Ser mãe é coisa de alma, de disposição e vontade. A gente é mãe quando abraça o "positivo" e chora baixinho se perguntando o que fazer. Não é fácil, tudo muda, mas impossível também não é. Num primeiro momento a gente lamenta e não imagina, mas já se tornou mãe. E é mãe porque lamenta ter que de pausar a vida por alguns meses e adiar conquistas, para gestar; lamenta porque se importa, porque quer oferecer ao filho tudo o que não teve.
Ser mãe é profissão, é vocação e de novo, vontade. Somos mães desde a concepção, até o "não, não nasce ainda não"; somos mães de meninos e meninas, times de futebol e classes inteiras de sala de aula.

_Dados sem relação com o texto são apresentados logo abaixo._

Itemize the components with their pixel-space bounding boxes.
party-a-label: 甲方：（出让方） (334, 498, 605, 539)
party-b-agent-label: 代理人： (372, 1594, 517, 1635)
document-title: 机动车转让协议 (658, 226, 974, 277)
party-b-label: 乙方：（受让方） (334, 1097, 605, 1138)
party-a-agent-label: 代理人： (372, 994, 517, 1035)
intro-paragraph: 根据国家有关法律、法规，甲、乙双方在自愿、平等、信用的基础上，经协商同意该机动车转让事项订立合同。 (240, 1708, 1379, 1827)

Não parece, mas quando somos mães, nos tornamos infinitas.
Restou-me escrever sobre ser mãe, porque filho não tive. Nasceu sem vida, segundo o médico. E meu coração foi quase inteiro enterrado junto dele naquele pequeno e mórbido caixão branco, mas alguma parte ficou comigo para sofrer um bocado. Meu pequenino menino que não respirou, mora onde o sol não chega e as flores não desabrocham. A luz do dia, a chuva, o meu toque... Ele nunca verá ou sentirá. "Mortos não sentem", uma prima me disse. Mas ele sentia, eu sei. Coisa de mãe.
Até pouco antes de não-nascer, éramos completos e felizes. Ele me assegurava de que nenhum mal poderia me acometer, me fazia sentir-se intangível; tornei-me uma super-heroína que não voava nem soltava fogo pelos olhos, mas tinha dois corações num só corpo e amor pra mais de dez vidas.
Éramos um time de dois e na nossa torcida, o mundo inteiro vibrava de ternura.
Era tudo por ele e para ele, mas vejam, ele simplesmente não respirou. Senti as dores do mundo, um corte profundo, agulha na veia... E ele não quis viver. (Terá podido, de alguma forma, optar?)
Vi seu rosto uma única vez, depois lhe embrulharam numa manta branca, calçando seus sapatinhos vermelhos que supostamente trariam sorte e levaram embora eternamente. Assim foi para a cova e é assim também que os vermes impiedosos o devoram, como se nada valesse.
Quis gritar, quis arrancar do peito o coração que não quis parar, quis quebrar o vidro da janela que tinha vista para uma linha ferroviária com uma cabeçada. Nada fiz. Faltavam-me as forças, as pernas, o chão e o ar. Faltava ele.
O amor eu tinha, o leite pelos seios jorrando também. Faltava-me o filho. O filho que Sua Santidade que está sempre sentada em seu Trono, arrancou-me. Deus é pai, não mãe. Se fosse, não tiraria de mim a vida que tirou, não me negaria dar a alguém o maior amor do mundo. E: Ele jamais entenderia a minha dor. Ninguém entendeu, ninguém sentiu.
Carreguei no ventre por trinta e nove semanas e quatro dias, a dor por mim ninguém sentiu. Nem a do parto, nem a da perda.
Sempre choro nos dias vinte e três de todos os meses. Choro por não ter comigo a única parte de mim que era perfeita, choro por saber que ele nunca vai voltar e choro por ter certeza de que caso ele chore de fome ou tenha medo do escuro, eu nada poderei fazer. Não ouço, não vejo e nunca mais poderei tocá-lo.
Ser mãe é questão de alma, de simplesmente ser. Algumas amamentam, eu velei o corpo que carreguei por nove meses e esse é o meu jeito de ser mãe também. Seguro-o no que escrevo, embalo-o com minhas palavras sem rima e o alimento com a dor da minha alma que chora de desespero e saudade, dia e noite.